Reconstructing the data set will provide the values in numeric order.

Here's a proof of concept:

use strict;
use warnings;
use feature qw(say);
use List::Util qw(shuffle);
use Data::Compare qw(Compare);

sub serialize {
    my $bv;
    vec($bv,$_ - 1,1) = 1 for @_;
    return $bv;
}

sub deserialize {
    return grep {vec($_[0], $_-1, 1)} 1 .. 90;
}

for (1..10) {
    my @list = (shuffle(1..90))[0..79];

    my $vector = serialize(@list);

    print "length: ", length($vector), ' bytes, ', length($vector) * 8
+, ' bits.';

    my @deserialized = deserialize($vector);

    say "\tThe data ", (Compare(\@deserialized, [sort {$a <=> $b} @lis
+t]) ? 'matches.' : 'do not match.');
}
[download]

Each 80 column line could not take more than 96 bits (we waste 6 just to keep it simple).

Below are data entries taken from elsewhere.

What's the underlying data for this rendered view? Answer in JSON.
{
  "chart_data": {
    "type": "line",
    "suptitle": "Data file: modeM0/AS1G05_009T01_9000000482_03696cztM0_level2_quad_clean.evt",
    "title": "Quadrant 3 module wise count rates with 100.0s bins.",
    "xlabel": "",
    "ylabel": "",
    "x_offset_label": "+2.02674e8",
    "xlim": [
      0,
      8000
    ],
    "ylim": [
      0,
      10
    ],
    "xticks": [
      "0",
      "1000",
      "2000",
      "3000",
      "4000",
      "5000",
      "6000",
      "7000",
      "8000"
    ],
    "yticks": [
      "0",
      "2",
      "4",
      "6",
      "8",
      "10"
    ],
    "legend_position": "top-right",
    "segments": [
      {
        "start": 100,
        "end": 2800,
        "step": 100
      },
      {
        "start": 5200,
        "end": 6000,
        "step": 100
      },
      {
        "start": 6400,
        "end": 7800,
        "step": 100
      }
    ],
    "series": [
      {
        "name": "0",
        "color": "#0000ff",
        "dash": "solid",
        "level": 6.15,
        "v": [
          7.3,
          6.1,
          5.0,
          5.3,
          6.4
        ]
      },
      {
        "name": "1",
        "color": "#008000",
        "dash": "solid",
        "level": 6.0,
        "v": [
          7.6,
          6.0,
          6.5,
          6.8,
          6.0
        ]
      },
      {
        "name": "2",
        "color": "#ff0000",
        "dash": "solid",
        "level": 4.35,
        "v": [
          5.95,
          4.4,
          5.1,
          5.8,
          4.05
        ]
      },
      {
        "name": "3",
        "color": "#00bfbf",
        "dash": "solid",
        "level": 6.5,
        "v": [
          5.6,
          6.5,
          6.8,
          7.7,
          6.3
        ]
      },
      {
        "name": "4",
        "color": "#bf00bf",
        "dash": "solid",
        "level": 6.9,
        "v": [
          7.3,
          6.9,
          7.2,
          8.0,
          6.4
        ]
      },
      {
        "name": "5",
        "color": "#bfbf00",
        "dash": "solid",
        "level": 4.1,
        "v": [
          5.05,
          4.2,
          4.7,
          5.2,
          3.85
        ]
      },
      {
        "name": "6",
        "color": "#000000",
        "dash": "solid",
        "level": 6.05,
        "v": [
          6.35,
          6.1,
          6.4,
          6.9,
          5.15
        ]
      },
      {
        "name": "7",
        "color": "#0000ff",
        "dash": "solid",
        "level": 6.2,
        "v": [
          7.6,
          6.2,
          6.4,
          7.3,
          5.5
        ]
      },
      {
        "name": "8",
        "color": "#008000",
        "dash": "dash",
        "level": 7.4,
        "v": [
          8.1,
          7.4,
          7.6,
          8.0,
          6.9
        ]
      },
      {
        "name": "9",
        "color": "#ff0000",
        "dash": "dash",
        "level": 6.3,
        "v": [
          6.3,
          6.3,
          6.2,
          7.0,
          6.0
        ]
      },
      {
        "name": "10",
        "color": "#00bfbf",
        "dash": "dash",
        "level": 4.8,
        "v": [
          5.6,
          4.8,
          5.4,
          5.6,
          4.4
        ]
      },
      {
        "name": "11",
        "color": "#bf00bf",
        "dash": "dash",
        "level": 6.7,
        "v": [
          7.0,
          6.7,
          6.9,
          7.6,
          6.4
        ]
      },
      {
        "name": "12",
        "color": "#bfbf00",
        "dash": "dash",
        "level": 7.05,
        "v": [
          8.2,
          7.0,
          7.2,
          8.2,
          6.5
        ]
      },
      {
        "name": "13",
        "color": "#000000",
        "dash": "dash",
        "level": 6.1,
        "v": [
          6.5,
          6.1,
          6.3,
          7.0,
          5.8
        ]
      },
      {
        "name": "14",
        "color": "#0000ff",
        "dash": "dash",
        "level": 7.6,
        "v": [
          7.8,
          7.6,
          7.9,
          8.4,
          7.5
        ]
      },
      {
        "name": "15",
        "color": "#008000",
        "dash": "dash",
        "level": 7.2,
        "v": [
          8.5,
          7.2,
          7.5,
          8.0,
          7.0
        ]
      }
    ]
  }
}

Update: If the OP's data looks like what is generated (but with the additional constraint of not having the same value more than one time on a given line) this solution works, but may not achieve an adequate level of compression. Essentially, the longer the line, the better the ratio. The longest any line could be without repeating any ordinal value from 1 to 90 would be 90 characters. In that case, we can achieve almost an 7.5:1 compression ratio using a bit vector and throwing order out the window. But the shorter the input line, the lower the ratio would be. If the line averages twelve characters we have no compression, but still lose order. If the line averages ten characters, we have expansion. So for a 2:1 compression ratio the average line length would need to be 24 characters using my technique.

Here's a breakdown:

length | original bit size | stored bit size | compression ratio
----------------------------------------------------------------
1      | 8                 | 96              | 1:12 (expansion)
4      | 32                | 96              | 1:3  (expansion)
6      | 48                | 96              | 1:2  (expansion)
12     | 96                | 96              | 1:1
14     | 112               | 96              | 1.16:1 (14% compression)
24     | 192               | 96              | 2:1  (50% compression)
36     | 288               | 96              | 3:1
48     | 384               | 96              | 4:1  (75% compression)
60     | 480               | 96              | 5:1
72     | 576               | 96              | 6:1
84     | 672               | 96              | 7:1
90(max)| 720               | 96              | 7.5:1

So break-even is 12 values. 50% size reduction comes at 24 values. 75% size reduction comes at 48 values per line. This solution will only meet the OP's requirement of a 50% size reduction if the average line length is values. As an artifact of using 96 bits to represent 90 values, we have six bits left over to use to encode newline, and even undef, if we want. Also, if the OP's data set does contain newlines (which we can encode as bit 90, the newline gets a 50% reduction, but still fits within the 96 bits, so serves to improve our compression ratio. If the average line length is 12, plus a newline (which is two characters), we are compressing 14 characters (112 bits) into 96 bits of space, so 1.16:1 compression. Nothing to write home about.